Many cardiac interventions are also going to be done on an outpatient basis more frequently, Dowling says, adding that, “the quality is there and the science is there.”

“So hospitals will change, but so will everything else,” he says. “But hospitals will not disappear. They will become very important for those that have to be there.

“Hospitals are great places to be if you have to be there but not great places to be if you shouldn't be there,” he says. “For those that shouldn't be there, you provide alternatives.”

When asked if that presents a challenge for today’s healthcare leaders in planning for the future, Dowling says, “It's not a challenge, it's an opportunity.

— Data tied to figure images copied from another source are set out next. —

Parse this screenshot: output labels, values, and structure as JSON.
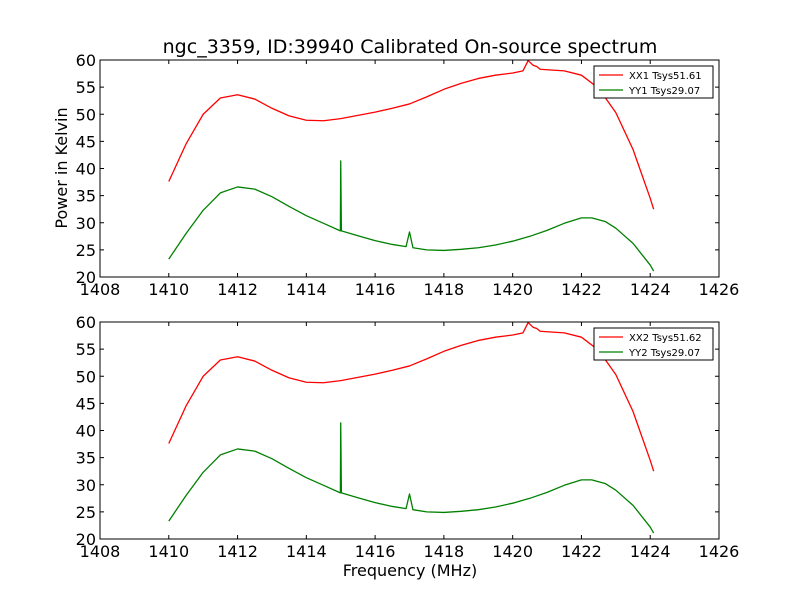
{
  "chart_data": {
    "type": "line",
    "title": "ngc_3359, ID:39940 Calibrated On-source spectrum",
    "ylabel": "Power in Kelvin",
    "xlabel": "Frequency (MHz)",
    "xlim": [
      1408,
      1426
    ],
    "ylim": [
      20,
      60
    ],
    "x_ticks": [
      "1408",
      "1410",
      "1412",
      "1414",
      "1416",
      "1418",
      "1420",
      "1422",
      "1424",
      "1426"
    ],
    "y_ticks": [
      "20",
      "25",
      "30",
      "35",
      "40",
      "45",
      "50",
      "55",
      "60"
    ],
    "legend_position": "top-right",
    "panels": [
      {
        "series": [
          {
            "name": "XX1 Tsys51.61",
            "color": "#ff0000",
            "points": [
              [
                1410,
                37.6
              ],
              [
                1410.5,
                44.5
              ],
              [
                1411,
                50
              ],
              [
                1411.5,
                53
              ],
              [
                1412,
                53.6
              ],
              [
                1412.5,
                52.8
              ],
              [
                1413,
                51.1
              ],
              [
                1413.5,
                49.7
              ],
              [
                1414,
                48.9
              ],
              [
                1414.5,
                48.8
              ],
              [
                1415,
                49.2
              ],
              [
                1415.5,
                49.8
              ],
              [
                1416,
                50.4
              ],
              [
                1416.5,
                51.1
              ],
              [
                1417,
                51.9
              ],
              [
                1417.5,
                53.2
              ],
              [
                1418,
                54.6
              ],
              [
                1418.5,
                55.7
              ],
              [
                1419,
                56.6
              ],
              [
                1419.5,
                57.2
              ],
              [
                1420,
                57.6
              ],
              [
                1420.3,
                58
              ],
              [
                1420.45,
                59.9
              ],
              [
                1420.6,
                59
              ],
              [
                1420.7,
                58.8
              ],
              [
                1420.8,
                58.3
              ],
              [
                1421,
                58.2
              ],
              [
                1421.5,
                58
              ],
              [
                1422,
                57.2
              ],
              [
                1422.5,
                54.8
              ],
              [
                1423,
                50.3
              ],
              [
                1423.5,
                43.5
              ],
              [
                1424,
                34.5
              ],
              [
                1424.1,
                32.5
              ]
            ]
          },
          {
            "name": "YY1 Tsys29.07",
            "color": "#008000",
            "points": [
              [
                1410,
                23.3
              ],
              [
                1410.5,
                28
              ],
              [
                1411,
                32.3
              ],
              [
                1411.5,
                35.5
              ],
              [
                1412,
                36.6
              ],
              [
                1412.5,
                36.2
              ],
              [
                1413,
                34.8
              ],
              [
                1413.5,
                33
              ],
              [
                1414,
                31.3
              ],
              [
                1414.5,
                29.9
              ],
              [
                1414.99,
                28.5
              ],
              [
                1415,
                41.4
              ],
              [
                1415.02,
                28.5
              ],
              [
                1415.5,
                27.6
              ],
              [
                1416,
                26.7
              ],
              [
                1416.5,
                26
              ],
              [
                1416.9,
                25.6
              ],
              [
                1417,
                28.3
              ],
              [
                1417.1,
                25.4
              ],
              [
                1417.5,
                25
              ],
              [
                1418,
                24.9
              ],
              [
                1418.5,
                25.1
              ],
              [
                1419,
                25.4
              ],
              [
                1419.5,
                25.9
              ],
              [
                1420,
                26.6
              ],
              [
                1420.5,
                27.5
              ],
              [
                1421,
                28.6
              ],
              [
                1421.5,
                29.9
              ],
              [
                1422,
                30.9
              ],
              [
                1422.3,
                30.9
              ],
              [
                1422.7,
                30.2
              ],
              [
                1423,
                29
              ],
              [
                1423.5,
                26.2
              ],
              [
                1424,
                22.2
              ],
              [
                1424.1,
                21.1
              ]
            ]
          }
        ]
      },
      {
        "series": [
          {
            "name": "XX2 Tsys51.62",
            "color": "#ff0000",
            "points": [
              [
                1410,
                37.6
              ],
              [
                1410.5,
                44.5
              ],
              [
                1411,
                50
              ],
              [
                1411.5,
                53
              ],
              [
                1412,
                53.6
              ],
              [
                1412.5,
                52.8
              ],
              [
                1413,
                51.1
              ],
              [
                1413.5,
                49.7
              ],
              [
                1414,
                48.9
              ],
              [
                1414.5,
                48.8
              ],
              [
                1415,
                49.2
              ],
              [
                1415.5,
                49.8
              ],
              [
                1416,
                50.4
              ],
              [
                1416.5,
                51.1
              ],
              [
                1417,
                51.9
              ],
              [
                1417.5,
                53.2
              ],
              [
                1418,
                54.6
              ],
              [
                1418.5,
                55.7
              ],
              [
                1419,
                56.6
              ],
              [
                1419.5,
                57.2
              ],
              [
                1420,
                57.6
              ],
              [
                1420.3,
                58
              ],
              [
                1420.45,
                59.9
              ],
              [
                1420.6,
                59
              ],
              [
                1420.7,
                58.8
              ],
              [
                1420.8,
                58.3
              ],
              [
                1421,
                58.2
              ],
              [
                1421.5,
                58
              ],
              [
                1422,
                57.2
              ],
              [
                1422.5,
                54.8
              ],
              [
                1423,
                50.3
              ],
              [
                1423.5,
                43.5
              ],
              [
                1424,
                34.5
              ],
              [
                1424.1,
                32.5
              ]
            ]
          },
          {
            "name": "YY2 Tsys29.07",
            "color": "#008000",
            "points": [
              [
                1410,
                23.3
              ],
              [
                1410.5,
                28
              ],
              [
                1411,
                32.3
              ],
              [
                1411.5,
                35.5
              ],
              [
                1412,
                36.6
              ],
              [
                1412.5,
                36.2
              ],
              [
                1413,
                34.8
              ],
              [
                1413.5,
                33
              ],
              [
                1414,
                31.3
              ],
              [
                1414.5,
                29.9
              ],
              [
                1414.99,
                28.5
              ],
              [
                1415,
                41.4
              ],
              [
                1415.02,
                28.5
              ],
              [
                1415.5,
                27.6
              ],
              [
                1416,
                26.7
              ],
              [
                1416.5,
                26
              ],
              [
                1416.9,
                25.6
              ],
              [
                1417,
                28.3
              ],
              [
                1417.1,
                25.4
              ],
              [
                1417.5,
                25
              ],
              [
                1418,
                24.9
              ],
              [
                1418.5,
                25.1
              ],
              [
                1419,
                25.4
              ],
              [
                1419.5,
                25.9
              ],
              [
                1420,
                26.6
              ],
              [
                1420.5,
                27.5
              ],
              [
                1421,
                28.6
              ],
              [
                1421.5,
                29.9
              ],
              [
                1422,
                30.9
              ],
              [
                1422.3,
                30.9
              ],
              [
                1422.7,
                30.2
              ],
              [
                1423,
                29
              ],
              [
                1423.5,
                26.2
              ],
              [
                1424,
                22.2
              ],
              [
                1424.1,
                21.1
              ]
            ]
          }
        ]
      }
    ]
  }
}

“Every challenge is an opportunity,” he says. “It's the opportunity to think differently, to think creatively, to think about where you should be 10 years from now.”

Dowling says leaders must create a hopeful vision for their organization, and he says looking at something difficult as a challenge becomes “more depression.”

“Every time you come up against something that is difficult, the question becomes: How do I use it as an opportunity to improve? A challenge is an opportunity to improve,” he says.

“And if you look at it that way, it's more positive and optimistic. It's exciting, it's not boring. I mean, boring would be having everything stay the same. And that would be boring.”

Dowling says he finds excitement in doing something different.

“You do your best work under pressure,” Dowling says. “And stress is not necessarily all bad for people. Good stress creates innovation.”